This repository showcases a stock price prediction project for 'Iran Kh. Inv.' using Gradient Boosting Regressor, along with the incorporation of technical indicators. The project aims to forecast future stock prices based on historical data and analyze the model's accuracy using Mean Squared Error, Mean Absolute Error, and R-squared Score. Stock Price Prediction with Gradient Boosting Regressor License
To get started with the project, follow these steps:
Clone the repository to your local machine:
git clone https://github.com/yourusername/stock-price-prediction.git
Install the required dependencies:
pip install pandas numpy matplotlib scikit-learn
The project consists of the following main components:
The historical stock data is stored in a CSV file (Iran Kh. Inv..csv). Data preprocessing steps, including data cleaning and scaling, are performed before training the model.

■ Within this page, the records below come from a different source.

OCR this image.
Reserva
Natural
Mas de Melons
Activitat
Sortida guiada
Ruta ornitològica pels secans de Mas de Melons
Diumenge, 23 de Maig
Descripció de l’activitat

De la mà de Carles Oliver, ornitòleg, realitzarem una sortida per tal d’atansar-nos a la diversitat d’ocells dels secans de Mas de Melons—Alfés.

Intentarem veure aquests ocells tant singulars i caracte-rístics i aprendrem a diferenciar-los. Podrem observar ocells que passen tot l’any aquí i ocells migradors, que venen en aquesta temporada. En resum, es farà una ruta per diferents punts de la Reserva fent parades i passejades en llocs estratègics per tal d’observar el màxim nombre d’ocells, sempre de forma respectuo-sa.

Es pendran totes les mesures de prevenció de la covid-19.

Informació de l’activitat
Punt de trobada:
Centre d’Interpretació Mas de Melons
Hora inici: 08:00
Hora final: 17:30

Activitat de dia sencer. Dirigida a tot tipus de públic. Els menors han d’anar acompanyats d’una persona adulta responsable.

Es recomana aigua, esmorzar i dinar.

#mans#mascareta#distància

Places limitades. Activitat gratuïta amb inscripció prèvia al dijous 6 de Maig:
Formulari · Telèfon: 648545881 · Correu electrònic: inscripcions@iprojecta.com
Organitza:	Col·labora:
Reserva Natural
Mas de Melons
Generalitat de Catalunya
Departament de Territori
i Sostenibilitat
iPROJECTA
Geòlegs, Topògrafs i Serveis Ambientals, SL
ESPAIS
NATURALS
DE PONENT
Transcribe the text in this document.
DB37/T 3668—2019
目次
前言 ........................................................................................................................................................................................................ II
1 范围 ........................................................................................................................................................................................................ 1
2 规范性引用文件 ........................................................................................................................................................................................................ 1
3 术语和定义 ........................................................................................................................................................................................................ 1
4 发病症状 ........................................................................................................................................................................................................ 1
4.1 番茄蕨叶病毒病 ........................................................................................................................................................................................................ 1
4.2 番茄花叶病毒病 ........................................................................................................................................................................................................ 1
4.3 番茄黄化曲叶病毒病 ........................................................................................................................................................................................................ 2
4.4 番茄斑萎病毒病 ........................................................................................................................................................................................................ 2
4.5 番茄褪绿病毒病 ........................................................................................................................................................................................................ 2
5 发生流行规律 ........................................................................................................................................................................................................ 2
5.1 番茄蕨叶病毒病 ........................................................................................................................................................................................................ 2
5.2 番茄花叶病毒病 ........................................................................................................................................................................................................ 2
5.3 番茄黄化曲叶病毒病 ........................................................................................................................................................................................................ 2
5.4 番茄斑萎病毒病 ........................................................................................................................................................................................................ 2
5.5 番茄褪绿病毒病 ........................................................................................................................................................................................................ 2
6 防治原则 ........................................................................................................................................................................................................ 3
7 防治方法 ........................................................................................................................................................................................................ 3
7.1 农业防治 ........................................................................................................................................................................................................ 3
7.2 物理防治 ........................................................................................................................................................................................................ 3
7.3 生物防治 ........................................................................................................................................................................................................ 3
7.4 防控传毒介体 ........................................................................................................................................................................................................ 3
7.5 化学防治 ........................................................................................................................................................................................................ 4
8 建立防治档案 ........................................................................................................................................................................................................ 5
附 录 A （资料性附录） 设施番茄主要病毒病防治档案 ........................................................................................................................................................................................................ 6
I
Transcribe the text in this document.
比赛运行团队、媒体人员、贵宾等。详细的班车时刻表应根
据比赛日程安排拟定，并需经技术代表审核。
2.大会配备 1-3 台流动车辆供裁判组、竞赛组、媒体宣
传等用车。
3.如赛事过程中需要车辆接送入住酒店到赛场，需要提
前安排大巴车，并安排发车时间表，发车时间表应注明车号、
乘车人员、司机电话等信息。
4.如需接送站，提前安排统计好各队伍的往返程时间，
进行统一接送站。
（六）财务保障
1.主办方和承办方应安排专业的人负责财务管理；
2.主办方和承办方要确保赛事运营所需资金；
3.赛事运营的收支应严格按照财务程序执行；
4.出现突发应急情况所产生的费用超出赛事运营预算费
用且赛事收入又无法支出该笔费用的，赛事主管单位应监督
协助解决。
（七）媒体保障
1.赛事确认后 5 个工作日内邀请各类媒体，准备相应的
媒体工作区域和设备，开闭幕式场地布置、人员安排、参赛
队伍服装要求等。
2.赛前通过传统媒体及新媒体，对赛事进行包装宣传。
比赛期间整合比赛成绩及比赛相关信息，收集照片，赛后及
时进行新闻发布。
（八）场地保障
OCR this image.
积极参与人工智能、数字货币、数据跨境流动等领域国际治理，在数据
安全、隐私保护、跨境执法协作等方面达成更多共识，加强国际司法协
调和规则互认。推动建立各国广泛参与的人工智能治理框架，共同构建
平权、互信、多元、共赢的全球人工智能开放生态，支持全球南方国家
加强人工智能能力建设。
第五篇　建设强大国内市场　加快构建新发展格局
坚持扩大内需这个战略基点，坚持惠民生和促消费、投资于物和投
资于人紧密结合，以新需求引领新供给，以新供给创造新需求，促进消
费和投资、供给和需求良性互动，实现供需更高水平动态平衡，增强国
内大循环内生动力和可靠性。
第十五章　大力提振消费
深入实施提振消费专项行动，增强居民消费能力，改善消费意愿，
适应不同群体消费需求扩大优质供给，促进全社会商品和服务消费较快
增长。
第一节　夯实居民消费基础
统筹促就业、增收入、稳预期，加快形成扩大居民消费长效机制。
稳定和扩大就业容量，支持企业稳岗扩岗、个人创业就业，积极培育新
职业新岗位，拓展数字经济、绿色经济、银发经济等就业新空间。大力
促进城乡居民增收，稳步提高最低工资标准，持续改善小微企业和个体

The Gradient Boosting Regressor model is initialized and trained on the preprocessed data to predict stock prices.
Model performance is evaluated using Mean Squared Error, Mean Absolute Error, and R-squared Score.
The stock data used in this project is sourced from the tsetmc database and is stored in a CSV file (Iran Kh. Inv..csv). The data includes historical stock prices and date information.
The stock price prediction model is built using the Gradient Boosting Regressor from scikit-learn. The model is trained on the preprocessed data to learn patterns and trends in stock prices.
The project includes visualizations of the actual stock prices and the corresponding predicted prices using matplotlib. These visualizations help in understanding the model's predictive capabilities.